Huyen los miembros de las fuerzas de seguridad y sus familias, así como las minorías o los adinerados que pueden establecerse en otras regiones de Irak, principalmente el Kurdistán. La mayoría de quienes se quedan son árabes suníes que tratan de seguir con sus vidas y hasta llegan a sentirse más seguros respecto a la violencia precedente. A menudo, temen más al Gobierno central y a las milicias chiíes en las que se apoya para combatir a los yihadistas que al propio EI.
Luna de miel con yihadistas
En su intento de atraer a simpatizantes, el Estado Islámico ya no sólo difunde vídeos de sus atrocidades, sino también noticias amables, como la reapertura del antiguo hotel Niniwa International en Mosul (con una oferta de tres noches para recién casados) o el testimonio de un médico australiano con su experiencia en un hospital de Raqqa (Siria). Lo que no dicen esas informaciones es que, por razones humanitarias, las organizaciones internacionales, a través de sus socios locales, siguen enviando medicinas para las necesidades más urgentes. También el Gobierno de Bagdad continúa pagando cada dos o tres meses los sueldos a los funcionarios.
Difundir el mensaje de que la vida bajo el control del Califato transcurre con normalidad es esencial para su proyecto, una profecía de gobierno perfecto atribuida a Mahoma con la que resulta fácil seducir a musulmanes desencantados con sus gobernantes. Por esta razón, los yihadistas tratan de reparar los servicios de electricidad, agua y alcantarillado en las zonas que controlan, imponen tasas, o promulgan normas administrativas en consonancia con su reclamación de ser un Estado.

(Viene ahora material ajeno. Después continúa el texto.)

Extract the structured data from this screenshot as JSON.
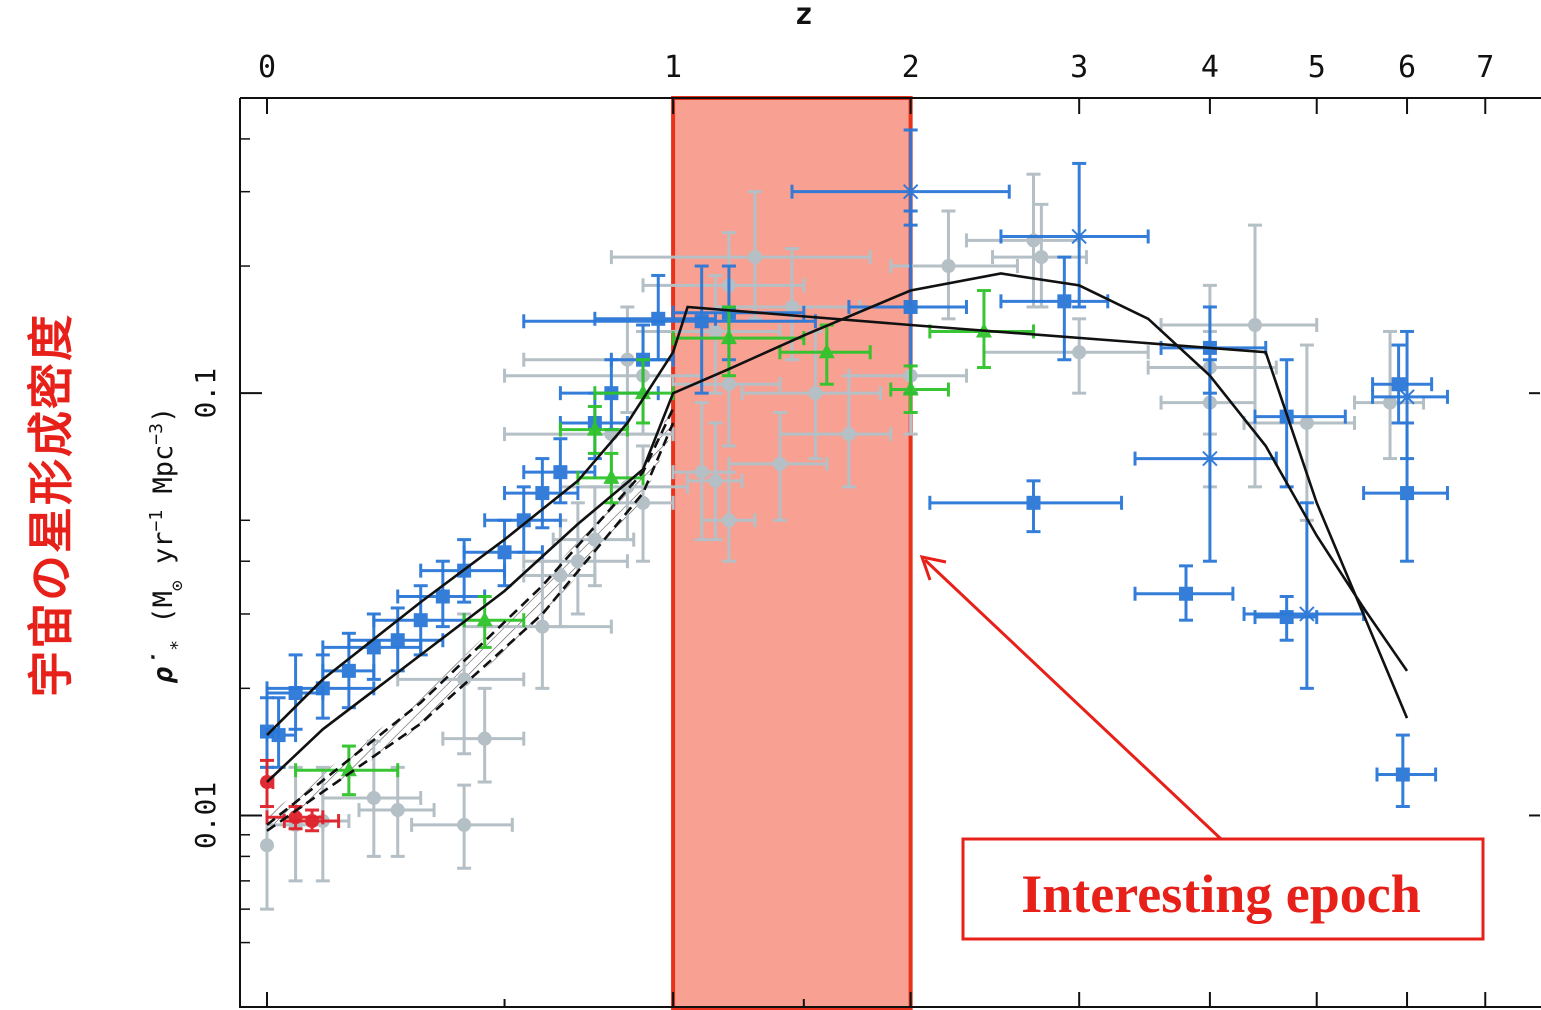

“En dos años, el EI se ha convertido en un fenómeno social que afecta incluso a la comida, la ropa y el comportamiento de la gente”, explica el analista iraquí Hisham al Hashemi, experto en el grupo y autor del libro El mundo del EI (en árabe). De ahí que en su opinión ni la solución militar ni la política sirvan para hacer frente al problema. Al Hashemi, que cuenta con una red de colaboradores sobre el terreno, concluyó el pasado mayo que un 90% de quienes permanecen bajo la férula yihadista no están ni con el califato ni con el Gobierno (frente a un 5% de simpatizantes y otro 5% obligado a quedarse por alguna razón).
No obstante, la capacidad para decidir se ve muy mermada por la alternativa —unirse a los tres millones de desplazados internos que malviven en el resto del país— y la falta de libertad de movimientos. La mayoría de los viajeros tiene que pagar una tasa para salir del califato, que casi ocupa un tercio de Irak y buena parte de Siria. A Omar le piden unos 80 euros cada vez que viaja a Bagdad; el regreso no le plantea problemas porque sus apellidos revelan su origen suní. “No te hagas del EI”, le despiden sus compañeros de facultad (chiíes), esperando volver a verle el curso que viene.